Jelang pengumuman BI Rate oleh Bank Indonesia (BI) pada Rabu (22/10), hasil Rapat Dewan Gubernur (RDG) menjadi sorotan. Para ekonom memberikan proyeksi mereka, terbelah antara mempertahankan suku bunga acuan di level 4,75 persen atau menurunkannya menjadi 4,50 persen. Keputusan BI ini krusial di tengah dinamika ekonomi global dan domestik yang kompleks.
David Sumual, Kepala Ekonom BCA, memperkirakan BI akan mempertahankan suku bunga acuan. Menurutnya, langkah ini wajar setelah BI melakukan *front loading* sebelum The Fed menurunkan suku bunganya. “Outflow juga cukup besar terjadi di instrumen SRBI dan SUN dalam sebulan terakhir,” ungkap David kepada ANTARA. Meski demikian, David melihat peluang penurunan suku bunga di akhir tahun jika rupiah stabil dan The Fed kembali melonggarkan kebijakan moneternya.
Senada dengan David, Ekonom LPEM FEB UI, Teuku Riefky, menyoroti bahwa penurunan suku bunga The Fed kali ini tidak serta merta menarik modal ke negara berkembang. Arus modal keluar dari Indonesia justru meningkat akibat kombinasi faktor eksternal dan domestik, dengan faktor domestik memegang peranan lebih signifikan. Data menunjukkan, investor asing mencatatkan aksi jual bersih surat utang pemerintah senilai 1,88 miliar dolar AS antara 17 September hingga 17 Oktober 2025.
Kondisi ini berdampak pada pelemahan nilai tukar rupiah, mencapai Rp16.577 per dolar AS per 17 Oktober 2025, atau melemah 3,05 persen secara *year to date* (ytd). Bank sentral merespon dengan intervensi stabilisasi, yang mengakibatkan penurunan cadangan devisa menjadi 148,7 miliar dolar AS. Meskipun inflasi masih terkendali, tekanan diperkirakan akan meningkat menjelang akhir tahun. Oleh karena itu, Riefky berpendapat bahwa mempertahankan suku bunga acuan di 4,75 persen akan membantu menstabilkan rupiah dan memperkuat persepsi independensi BI.

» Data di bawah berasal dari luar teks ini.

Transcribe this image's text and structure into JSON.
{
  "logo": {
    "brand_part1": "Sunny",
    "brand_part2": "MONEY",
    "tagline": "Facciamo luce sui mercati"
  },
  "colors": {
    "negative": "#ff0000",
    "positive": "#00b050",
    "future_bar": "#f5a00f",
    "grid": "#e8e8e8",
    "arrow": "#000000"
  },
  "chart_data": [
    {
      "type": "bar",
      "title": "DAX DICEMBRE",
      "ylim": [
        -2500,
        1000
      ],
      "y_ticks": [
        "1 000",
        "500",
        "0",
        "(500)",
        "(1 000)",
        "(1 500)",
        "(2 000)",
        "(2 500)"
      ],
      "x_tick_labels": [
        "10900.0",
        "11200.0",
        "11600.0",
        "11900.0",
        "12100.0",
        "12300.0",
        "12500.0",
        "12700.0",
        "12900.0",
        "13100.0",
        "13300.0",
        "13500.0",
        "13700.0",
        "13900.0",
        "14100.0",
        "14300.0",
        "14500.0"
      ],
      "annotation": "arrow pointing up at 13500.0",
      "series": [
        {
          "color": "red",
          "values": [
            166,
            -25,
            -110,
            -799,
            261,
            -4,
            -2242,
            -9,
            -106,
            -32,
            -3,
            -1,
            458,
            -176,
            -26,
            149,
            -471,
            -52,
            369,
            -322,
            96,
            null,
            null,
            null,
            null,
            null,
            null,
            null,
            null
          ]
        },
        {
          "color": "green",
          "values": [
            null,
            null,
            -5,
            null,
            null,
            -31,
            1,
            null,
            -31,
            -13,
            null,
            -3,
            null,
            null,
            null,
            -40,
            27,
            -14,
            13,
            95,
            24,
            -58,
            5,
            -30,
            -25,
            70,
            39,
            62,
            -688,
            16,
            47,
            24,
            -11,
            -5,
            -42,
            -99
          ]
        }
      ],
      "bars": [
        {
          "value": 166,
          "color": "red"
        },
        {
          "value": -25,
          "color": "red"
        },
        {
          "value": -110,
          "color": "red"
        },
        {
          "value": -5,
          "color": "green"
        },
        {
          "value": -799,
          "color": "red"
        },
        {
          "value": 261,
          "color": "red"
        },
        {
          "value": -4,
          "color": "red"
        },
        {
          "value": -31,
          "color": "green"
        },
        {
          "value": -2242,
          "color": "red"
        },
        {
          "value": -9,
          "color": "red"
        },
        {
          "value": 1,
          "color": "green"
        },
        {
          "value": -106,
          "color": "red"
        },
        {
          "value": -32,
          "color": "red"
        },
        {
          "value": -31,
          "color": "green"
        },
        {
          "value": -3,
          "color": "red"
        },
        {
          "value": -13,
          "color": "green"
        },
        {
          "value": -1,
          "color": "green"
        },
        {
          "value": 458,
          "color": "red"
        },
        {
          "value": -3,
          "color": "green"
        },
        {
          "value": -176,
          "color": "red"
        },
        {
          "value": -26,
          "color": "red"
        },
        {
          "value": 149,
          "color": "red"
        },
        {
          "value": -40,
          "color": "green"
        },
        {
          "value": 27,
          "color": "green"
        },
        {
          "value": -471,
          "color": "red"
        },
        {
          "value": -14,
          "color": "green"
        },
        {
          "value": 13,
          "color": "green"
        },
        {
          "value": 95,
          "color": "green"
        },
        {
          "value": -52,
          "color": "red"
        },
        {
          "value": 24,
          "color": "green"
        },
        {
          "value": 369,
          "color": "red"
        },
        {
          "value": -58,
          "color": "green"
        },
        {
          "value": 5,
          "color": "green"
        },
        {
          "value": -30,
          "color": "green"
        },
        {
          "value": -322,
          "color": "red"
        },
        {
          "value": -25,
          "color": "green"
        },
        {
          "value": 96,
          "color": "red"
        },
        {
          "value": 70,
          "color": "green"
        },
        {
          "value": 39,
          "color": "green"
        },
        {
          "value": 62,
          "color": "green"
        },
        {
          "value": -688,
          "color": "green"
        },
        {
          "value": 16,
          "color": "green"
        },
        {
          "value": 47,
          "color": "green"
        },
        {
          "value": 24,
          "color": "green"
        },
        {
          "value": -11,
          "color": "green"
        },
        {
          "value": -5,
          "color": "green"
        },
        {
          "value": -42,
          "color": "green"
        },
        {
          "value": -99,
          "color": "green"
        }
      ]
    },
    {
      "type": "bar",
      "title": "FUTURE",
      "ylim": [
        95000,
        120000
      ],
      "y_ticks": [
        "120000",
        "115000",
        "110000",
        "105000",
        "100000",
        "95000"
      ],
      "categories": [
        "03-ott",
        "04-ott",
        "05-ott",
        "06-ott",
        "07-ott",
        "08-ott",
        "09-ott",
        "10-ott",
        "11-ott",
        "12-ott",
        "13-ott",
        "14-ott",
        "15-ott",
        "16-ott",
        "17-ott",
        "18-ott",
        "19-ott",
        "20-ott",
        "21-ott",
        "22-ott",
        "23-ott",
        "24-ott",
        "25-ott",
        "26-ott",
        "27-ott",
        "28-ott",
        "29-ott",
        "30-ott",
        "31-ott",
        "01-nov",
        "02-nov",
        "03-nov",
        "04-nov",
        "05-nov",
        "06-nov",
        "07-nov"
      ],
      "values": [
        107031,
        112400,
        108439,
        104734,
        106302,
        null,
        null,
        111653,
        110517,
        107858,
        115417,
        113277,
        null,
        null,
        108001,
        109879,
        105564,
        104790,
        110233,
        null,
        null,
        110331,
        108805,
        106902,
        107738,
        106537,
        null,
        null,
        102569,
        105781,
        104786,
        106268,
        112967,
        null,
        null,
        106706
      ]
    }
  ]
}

Namun, pandangan berbeda disampaikan oleh Kepala Ekonom Permata Bank, Josua Pardede. Ia melihat adanya peluang bagi BI untuk memangkas suku bunga sebesar 25 basis poin (bps) menjadi 4,50 persen. Ruang ini terbuka karena inflasi inti terkendali dan tingkat suku bunga riil masih cukup tinggi. Di sisi lain, permintaan domestik belum pulih sepenuhnya, yang tercermin dari melemahnya keyakinan konsumen. Penurunan suku bunga diharapkan dapat mendorong konsumsi dan kredit.
Lebih lanjut, Josua menambahkan bahwa likuiditas perbankan yang membaik akan membuat transmisi kebijakan moneter lebih efektif, sehingga penurunan bunga dapat lebih cepat tersalurkan ke sektor riil. Tekanan terhadap rupiah juga relatif terjaga berkat surplus neraca perdagangan, intervensi BI di pasar spot dan DNDF, serta faktor revaluasi cadangan devisa, memberikan ruang lebih aman untuk penyesuaian suku bunga.
Pendapat serupa juga dikemukakan oleh Kepala Departemen Makroekonomi Institute for Development of Economics and Finance (Indef), M. Rizal Taufikurahman. Menurutnya, penurunan BI Rate tidak akan mengejutkan pasar karena ekspektasi pemangkasan ringan sudah diantisipasi. Dengan adanya stimulus fiskal tambahan di kuartal IV, pelonggaran moneter ringan justru akan memperkuat daya dorong permintaan agregat dan mendukung pemulihan intermediasi perbankan yang saat ini masih tertahan di kisaran pertumbuhan kredit 7-8 persen *year on year* (yoy).
“Dengan demikian, BI idealnya memangkas suku bunga 25 bps ke 4,50 persen, karena ruang inflasi aman dan transmisi kredit butuh dorongan. Risiko outflow tetap ada, tapi *manageable* bila diimbangi dengan intervensi valas yang terukur. Namun bila rupiah kembali tertekan, *pause* sejenak juga bukan langkah keliru karena kredibilitas stabilitas tetap prioritas utama,” pungkas Rizal. Keputusan BI pada RDG kali ini akan menjadi penentu arah kebijakan moneter Indonesia di tengah ketidakpastian global.